- Promotional poster for the film
- Directed by: Alex De Rakoff
- Written by: Derek Boyle Alex De Rakoff Raymond Friel
- Produced by: Natascha Wharton
- Starring: Orlando Bloom; Michael Peña; Michael Lerner; Billie Piper; Mark Heap;
- Cinematography: David M. Dunlap
- Edited by: Mags Arnold Jon Harris
- Music by: The Boilerhouse Boys (Ben Wolff/Andy Dean)
- Production companies: StudioCanal Working Title Films WT² Productions
- Distributed by: Universal Pictures
- Release date: 30 April 2004;
- Running time: 89 minutes
- Country: United Kingdom
- Language: English
- Box office: $109,202

= The Calcium Kid =

The Calcium Kid is a British mockumentary comedy film which was released in 2004. It stars Orlando Bloom as a milkman and amateur boxer. Billie Piper and Michael Peña are also featured. It is directed by Alex De Rakoff and produced by Working Title Films.

== Plot ==
Jimmy Connelly is a milkman who is thrust into the spotlight after a brutal fighter, Pete Wright, gets injured. Under manager Herbie Bush, Jimmy must fight the middleweight champion of the world, Jose Mendez.

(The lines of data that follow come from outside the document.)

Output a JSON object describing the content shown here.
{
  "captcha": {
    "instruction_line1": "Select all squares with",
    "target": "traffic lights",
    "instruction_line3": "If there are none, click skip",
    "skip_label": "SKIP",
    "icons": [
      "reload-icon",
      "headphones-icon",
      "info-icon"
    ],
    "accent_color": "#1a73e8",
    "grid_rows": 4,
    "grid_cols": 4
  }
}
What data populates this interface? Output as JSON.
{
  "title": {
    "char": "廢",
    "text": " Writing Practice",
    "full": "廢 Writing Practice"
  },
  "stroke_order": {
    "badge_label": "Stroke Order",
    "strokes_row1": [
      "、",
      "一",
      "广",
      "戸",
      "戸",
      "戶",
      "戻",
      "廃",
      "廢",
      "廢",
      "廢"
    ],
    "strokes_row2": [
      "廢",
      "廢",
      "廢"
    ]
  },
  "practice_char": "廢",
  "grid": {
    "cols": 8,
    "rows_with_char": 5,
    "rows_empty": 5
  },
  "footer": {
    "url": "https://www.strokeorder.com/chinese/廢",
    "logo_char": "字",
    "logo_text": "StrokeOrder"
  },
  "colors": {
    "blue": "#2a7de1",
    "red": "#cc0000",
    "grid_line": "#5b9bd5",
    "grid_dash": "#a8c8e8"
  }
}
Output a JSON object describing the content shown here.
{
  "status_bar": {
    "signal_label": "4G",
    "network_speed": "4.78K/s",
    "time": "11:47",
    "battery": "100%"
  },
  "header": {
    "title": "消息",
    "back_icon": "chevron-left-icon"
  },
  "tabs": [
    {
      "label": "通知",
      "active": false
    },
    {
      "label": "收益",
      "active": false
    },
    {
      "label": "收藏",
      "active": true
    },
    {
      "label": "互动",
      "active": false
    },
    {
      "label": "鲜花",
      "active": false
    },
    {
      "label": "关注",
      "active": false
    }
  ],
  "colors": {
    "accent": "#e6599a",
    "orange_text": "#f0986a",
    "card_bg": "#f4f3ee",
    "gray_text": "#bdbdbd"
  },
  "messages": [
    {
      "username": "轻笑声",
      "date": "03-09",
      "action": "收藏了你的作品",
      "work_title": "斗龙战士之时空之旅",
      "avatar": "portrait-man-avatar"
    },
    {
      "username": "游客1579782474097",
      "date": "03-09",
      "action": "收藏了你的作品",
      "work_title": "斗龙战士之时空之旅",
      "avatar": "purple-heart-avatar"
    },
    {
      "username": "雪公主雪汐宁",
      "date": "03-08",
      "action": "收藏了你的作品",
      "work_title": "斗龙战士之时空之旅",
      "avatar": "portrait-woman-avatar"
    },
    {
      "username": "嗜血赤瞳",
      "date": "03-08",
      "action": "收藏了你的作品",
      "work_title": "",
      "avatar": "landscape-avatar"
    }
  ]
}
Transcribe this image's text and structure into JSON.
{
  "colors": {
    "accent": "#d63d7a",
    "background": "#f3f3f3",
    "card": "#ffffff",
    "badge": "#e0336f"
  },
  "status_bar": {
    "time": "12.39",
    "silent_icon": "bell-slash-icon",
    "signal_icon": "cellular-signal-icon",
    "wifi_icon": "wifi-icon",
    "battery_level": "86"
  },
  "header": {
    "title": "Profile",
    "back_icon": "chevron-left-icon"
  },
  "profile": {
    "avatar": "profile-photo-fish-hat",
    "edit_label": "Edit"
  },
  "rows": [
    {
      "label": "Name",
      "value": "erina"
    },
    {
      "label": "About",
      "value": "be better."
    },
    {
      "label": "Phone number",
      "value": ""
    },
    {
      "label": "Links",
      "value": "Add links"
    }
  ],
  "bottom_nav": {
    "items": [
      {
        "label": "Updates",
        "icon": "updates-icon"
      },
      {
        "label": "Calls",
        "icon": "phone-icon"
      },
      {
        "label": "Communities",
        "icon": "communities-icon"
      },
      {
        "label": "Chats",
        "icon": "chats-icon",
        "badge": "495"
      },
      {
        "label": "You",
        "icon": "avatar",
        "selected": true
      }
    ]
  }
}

Within the lead up to the fight with Mendez, Jimmy has to take part in a press conference, in which Bush recommends him to give Mendez fighting talk. However, this leads to Jimmy being seen as a fascist and a disgrace to England after being seen as racist.

After Jimmy realises the harm Bush has caused, he calls off the fight. As Bush and the training team look for Jimmy, they find him cleaning his old milk cart. In a negotiation to help the town in order to fight, Jimmy is persuaded to participate.

In the locker room, minutes before the fight, as Jimmy and his crew walk backstage, Wright holds a shotgun to them, whilst the camera crew is also held hostage, filming the event. Wright leads them to a room where Jimmy is forced to fight Mendez, who is also held hostage. After getting substantially battered by Mendez, Jimmy manages to fight back, but then Wright smacks his head with the gun. As Wright goes to shoot Mendez, who is praying for his life, Jimmy knocks out Wright with a single punch.

With the film crew recording the event, Jimmy becomes a hero across Britain.

==Reception==
The film received negative reviews from critics. On Rotten Tomatoes it has a rare overall rating of 0% based on reviews from 5 critics, with an average rating of 3.9/10.

Peter Bradshaw of the Guardian gave it 1 out of 5, mentions that the due to success of The Lord of the Rings, Orlando Bloom "puts a lot of youthful buttocks on seats, and that demographic calculation can be the only reason for releasing this shamingly bad British comedy."

Variety said Bloom was "likable enough, but it's not a strong enough performance to anchor a one-joke movie" and praised the supporting actors, but was critical of the obviously scripted mockumentary for "the sheer unbelievability of the basic premise" and the "lack of sufficient invention in the script" saying it pales in comparison to soccer mockumentary, "Mike Bassett".

Empire gave it 2 out of 5, and said "none of the integral elements of the film – script, acting or direction – gel quite as well as they might, and what's left is an over-stylised advert for milk."